5 BLACK MASK, BLACK HEART
(Catwoman #16)
Sporting a face like the burnt end of a match is bound to ruin your disposition, but after Catwoman shakes up the Black Mask’s drug-running ring, the charred criminal goes for the jugular in his revenge: He tortures Selina’s sister Maggie using a litany of medieval props, then forces her to watch as he murders her husband Simon. As if that weren’t enough, Mask force-feeds Maggie hubby’s liberated eyeball, giving even torture-porn-meister Eli Roth the dry heaves.

4 DESTINY: NO DESSERT

(Sandman #5)
Arkham Asylum really, really needs better locks. When certifiable crazypants Doctor Destiny escapes the institution, he hitches a ride to a local diner. Ordering a cuppa Joe, Destiny sits in a corner booth and uses his manipulation of psyches and dreams to coerce the customers into violence, aggression and sex. One patron drives nails into the hand of another; a woman stakes her own eyes. At hour 22, Destiny finally departs, a pile of bloody carcasses picked over like chicken bones.

3 THE DOCTOR IS INSANE
(Identity Crisis #2)
Sue Dibny, recalled husband Elongated Man, just wanted to see the stars. Beaming aboard the Justice League’s orbital headquarters, she encounters Doctor Light, who had infiltrated their base. What happens next—Sue’s violation at the hands of a vengeful adversary—is heartbreaking in its consequences, the powerless being molested by the powerful. Light was later mind-wiped by Zatanna, but Sue’s memory of the event would haunt her until her dying day—which, sadly, wasn’t far off.

2 LAUGH RIOT
(Batman: The Killing Joke)
The Joker’s moral obscenities could fill volumes, but none had more gravitas than his unthinkable psychological warfare on Commissioner Jim Gordon. After shooting his daughter Barbara—replete with ear-to-ear grin—he captures Gordon and forces him into a sensory overload of pain, inundating him with photos of Barbara’s crippled, bloodied, often topless frame. It’s enough to make a man insane, and for any bleeding heart to reconsider views on the death penalty—at least where clowns are concerned.

1 BABY BOOM
(Adventure Comics #452)
It only takes one act for a villain to go from laughingstock of the four-color pages to a monster on par with Beelzebub himself.
And perhaps that’s why Black Manta’s actions in Adventure Comics #452 still shake us to the core. Manta doesn’t want to conquer the universe and he isn’t certifiably insane—he just wants to hurt Aquaman as badly as possible.

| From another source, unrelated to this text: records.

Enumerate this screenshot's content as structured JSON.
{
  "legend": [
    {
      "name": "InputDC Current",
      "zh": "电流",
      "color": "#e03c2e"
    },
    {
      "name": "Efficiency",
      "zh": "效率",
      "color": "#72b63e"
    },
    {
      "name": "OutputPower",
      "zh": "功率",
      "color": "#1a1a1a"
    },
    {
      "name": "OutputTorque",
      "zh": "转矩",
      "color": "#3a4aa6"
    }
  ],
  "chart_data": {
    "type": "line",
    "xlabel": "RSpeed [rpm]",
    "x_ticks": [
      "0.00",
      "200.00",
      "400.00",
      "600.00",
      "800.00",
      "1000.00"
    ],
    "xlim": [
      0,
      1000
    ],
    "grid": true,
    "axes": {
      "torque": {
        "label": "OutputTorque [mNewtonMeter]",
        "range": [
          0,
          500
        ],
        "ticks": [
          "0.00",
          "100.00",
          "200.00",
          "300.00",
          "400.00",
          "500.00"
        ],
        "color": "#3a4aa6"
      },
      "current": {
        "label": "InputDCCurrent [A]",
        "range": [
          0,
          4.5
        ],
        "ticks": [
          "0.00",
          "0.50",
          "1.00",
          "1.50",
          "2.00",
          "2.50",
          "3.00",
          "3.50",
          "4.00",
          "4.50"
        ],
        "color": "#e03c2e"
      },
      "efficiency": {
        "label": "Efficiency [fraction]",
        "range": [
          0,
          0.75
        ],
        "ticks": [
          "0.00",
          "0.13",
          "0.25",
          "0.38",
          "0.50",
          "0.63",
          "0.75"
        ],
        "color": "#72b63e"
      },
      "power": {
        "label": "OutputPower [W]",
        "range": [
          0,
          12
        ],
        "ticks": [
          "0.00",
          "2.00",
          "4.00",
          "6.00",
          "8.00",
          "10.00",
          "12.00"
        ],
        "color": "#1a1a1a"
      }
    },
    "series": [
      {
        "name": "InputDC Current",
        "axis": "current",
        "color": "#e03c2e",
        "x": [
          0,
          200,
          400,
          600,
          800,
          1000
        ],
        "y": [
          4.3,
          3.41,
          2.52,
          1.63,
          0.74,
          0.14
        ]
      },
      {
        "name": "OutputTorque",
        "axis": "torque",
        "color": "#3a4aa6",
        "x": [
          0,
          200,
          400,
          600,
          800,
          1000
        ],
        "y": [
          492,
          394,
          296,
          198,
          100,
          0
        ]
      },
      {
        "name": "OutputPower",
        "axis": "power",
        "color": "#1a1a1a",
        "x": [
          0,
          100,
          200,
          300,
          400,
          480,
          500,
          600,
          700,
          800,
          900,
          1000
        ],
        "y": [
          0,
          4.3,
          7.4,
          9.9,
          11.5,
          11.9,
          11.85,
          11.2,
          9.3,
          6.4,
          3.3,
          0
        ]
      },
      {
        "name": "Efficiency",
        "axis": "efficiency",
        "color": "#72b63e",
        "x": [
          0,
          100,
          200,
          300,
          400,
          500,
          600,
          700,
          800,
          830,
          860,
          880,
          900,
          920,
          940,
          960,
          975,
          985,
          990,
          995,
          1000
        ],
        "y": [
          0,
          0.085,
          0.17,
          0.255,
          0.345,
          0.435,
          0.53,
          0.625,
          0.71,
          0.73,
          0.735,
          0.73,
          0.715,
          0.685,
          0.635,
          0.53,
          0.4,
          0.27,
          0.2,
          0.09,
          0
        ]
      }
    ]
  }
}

Like Aquaman, readers took Black Manta—usually involved with more pedestrian crimes like high-seas robberies or gun smuggling—for granted. But here, forcing Aquaman to fight Aqualad in a gladiatorial arena with the life of Aquaman’s infant child at stake, readers see the real depths of his sadism. Aquaman eventually breaks his son’s glass prison, but it’s too late: The newborn suffocates to death. Decades before heinous violence became a recurring plot point in comics, Manta’s 1979 baby murder still resonates—creator Alex Ross even calls it “the death of innocence in the DCU.”

I don't know much about the DC Universe and its history so I won't comment too much here. All those famous moments that I know of are there though: Bane breaking Batman's back, Superman's death at the hands of Doomsday, Sue Dibny's off-panel rape by Dr Light, the Joker shooting Barbara Gordon, and Green Lantern Kyle Rayner's girlfriend being chopped up and stuffed into his fridge. Gruesome.

Wizard should do one for Marvel Comics! That'd be awesome.